LAOLA1: 61 Mal betreuten Sie bisher die Veilchen. Sieben Spiele fehlen noch, dann wäre die Austria ihre zweitlängste Trainerstation nach Basel (120 Partien).

Fink: Nach vier Monaten auf Zypern bei Nikosia weiß man zu schätzen, wie schön es in Österreich und Deutschland ist. Speziell Deutschland ist dank der tollen Infrastruktur und den vielen Zuschauern natürlich High-Level. Doch auch in Österreich lässt sich gut arbeiten. Wir müssen nicht immer zu den anderen schauen. Wir müssen schauen, dass wir gute Stadien bekommen – dann kommen auch mehr Zuschauer. Das habe ich bei Bayern München gemerkt. Da habe ich im Europacup gegen Helsinki vor 13.500 Zusehern gespielt. Heute kommen gegen so einen Gegner in der Champions League 67.000 Leute bzw. so viele wie Karten aufgelegt sind. Das liegt an der Infrastruktur, am Komfort des Stadions. Man macht das Spiel zu einem Event. Da sehe ich in Österreich großes Potenzial.

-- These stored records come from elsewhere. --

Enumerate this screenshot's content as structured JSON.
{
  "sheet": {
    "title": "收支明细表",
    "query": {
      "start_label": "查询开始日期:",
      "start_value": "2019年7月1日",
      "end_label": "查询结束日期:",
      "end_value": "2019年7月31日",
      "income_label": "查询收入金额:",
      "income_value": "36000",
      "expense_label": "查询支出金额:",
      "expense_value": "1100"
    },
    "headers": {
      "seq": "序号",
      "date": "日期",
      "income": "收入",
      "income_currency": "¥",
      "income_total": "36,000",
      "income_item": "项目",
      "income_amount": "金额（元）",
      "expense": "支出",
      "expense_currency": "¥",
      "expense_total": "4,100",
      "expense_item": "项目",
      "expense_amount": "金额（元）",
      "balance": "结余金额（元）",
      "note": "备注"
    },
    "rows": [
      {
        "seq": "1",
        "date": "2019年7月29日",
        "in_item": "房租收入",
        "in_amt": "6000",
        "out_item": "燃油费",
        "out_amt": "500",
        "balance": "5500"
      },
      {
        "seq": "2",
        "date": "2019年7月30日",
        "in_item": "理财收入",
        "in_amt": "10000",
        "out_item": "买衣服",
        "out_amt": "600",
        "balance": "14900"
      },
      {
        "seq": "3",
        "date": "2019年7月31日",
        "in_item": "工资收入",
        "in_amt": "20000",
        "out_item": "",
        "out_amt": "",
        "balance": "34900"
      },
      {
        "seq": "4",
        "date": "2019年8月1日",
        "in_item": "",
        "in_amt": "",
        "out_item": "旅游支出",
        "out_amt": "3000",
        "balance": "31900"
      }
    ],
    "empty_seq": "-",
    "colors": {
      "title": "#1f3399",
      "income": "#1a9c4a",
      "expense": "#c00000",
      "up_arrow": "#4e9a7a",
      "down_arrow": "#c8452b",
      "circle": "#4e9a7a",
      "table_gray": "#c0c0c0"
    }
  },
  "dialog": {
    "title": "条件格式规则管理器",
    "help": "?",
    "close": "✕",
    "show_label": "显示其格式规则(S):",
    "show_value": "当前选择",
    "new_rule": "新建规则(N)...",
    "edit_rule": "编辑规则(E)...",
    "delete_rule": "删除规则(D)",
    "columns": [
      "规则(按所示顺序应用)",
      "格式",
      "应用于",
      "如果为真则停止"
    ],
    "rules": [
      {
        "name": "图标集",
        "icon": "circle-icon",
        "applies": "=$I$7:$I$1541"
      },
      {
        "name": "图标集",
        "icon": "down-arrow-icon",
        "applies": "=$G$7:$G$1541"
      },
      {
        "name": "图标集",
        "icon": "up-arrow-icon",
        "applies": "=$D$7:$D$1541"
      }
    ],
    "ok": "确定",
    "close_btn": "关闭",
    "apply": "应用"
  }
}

LAOLA1: Ist die Infrastruktur das größte Übel im österreichischen Fußball?

Finks Antwort gibt's im Video:


LAOLA1: Wie stark blutet Ihr Herz, wenn Ihre Mannschaft jetzt durchschnittlich vor 5.000 treuen Seelen im Happel-Stadion aufläuft?

Fink: Es ist eben nicht unser Stadion. Doch man hat etwa im EL-Match gegen Pilsen gesehen, dass dort eine fantastische Stimmung entstehen kann. Wenn die Zuseher richtig Gas geben, pusht es die Mannschaft. Man sieht, was möglich ist. Meine Spieler hatten richtigen Spaß mit den Fans.

LAOLA1: Was Ihnen wahrscheinlich Kopfzerbrechen bereitet, sind die 19 Gegentore in zehn Bundesliga-Runden. Haben Sie eine Erklärung, warum es in der Abwehr so oft „brennt“?

Fink: Es liegt an der Konzentration. Wir bestreiten heuer sehr viele Spiele. Oft sind wir eben unkonzentriert. In der Abwehr bekommt man dann Gegentreffer. Fehlt vorne die Konzentration, schießt man keine Tore. In der Abwehr fallen Konzentrationsschwächen einfach mehr auf. Wenn wir uns von Sonntag auf Donnerstag vorbereiten, haben wir genug Zeit, um uns auszuruhen und auf den Gegner einzustellen. Das Problem ist die Vorbereitung von Donnerstag auf Sonntag. Da bleibt eigentlich nur ein echter Tag, um intensiv zu arbeiten. Das ist der Grund, warum viele Mannschaften während der Europa-League-Gruppenphase weniger Punkte machen. Das hat man schon letztes Jahr gesehen. Wir sind nicht Bayern, die den Kader haben, um so etwas zu kompensieren – so geht es auch Red Bull oder Rapid. Wir versuchen in der Tabelle dran zu bleiben. Es geht sowieso schnell. Zwei Punkte auf Rang zwei, ist nicht viel. Auf uns warten schwierige Wochen. SVM, AS Roma, Rapid, Cup und dann Sturm. Das ist ein gutes Programm.

LAOLA1: Sie stellen sich grundsätzlich immer vor Ihre Mannschaft. Ist es manchmal eine Art Ablenkungsmanöver?

Finks Antwort gibt's im Video:


LAOLA1: Die Charakterstärke hat man zuletzt gegen St. Pölten gesehen, als ein 0:1 trotz Rückschlägen wie ein aberkanntes Tor und ein verschossener Elfmeter mit 2:1 besiegt wurde.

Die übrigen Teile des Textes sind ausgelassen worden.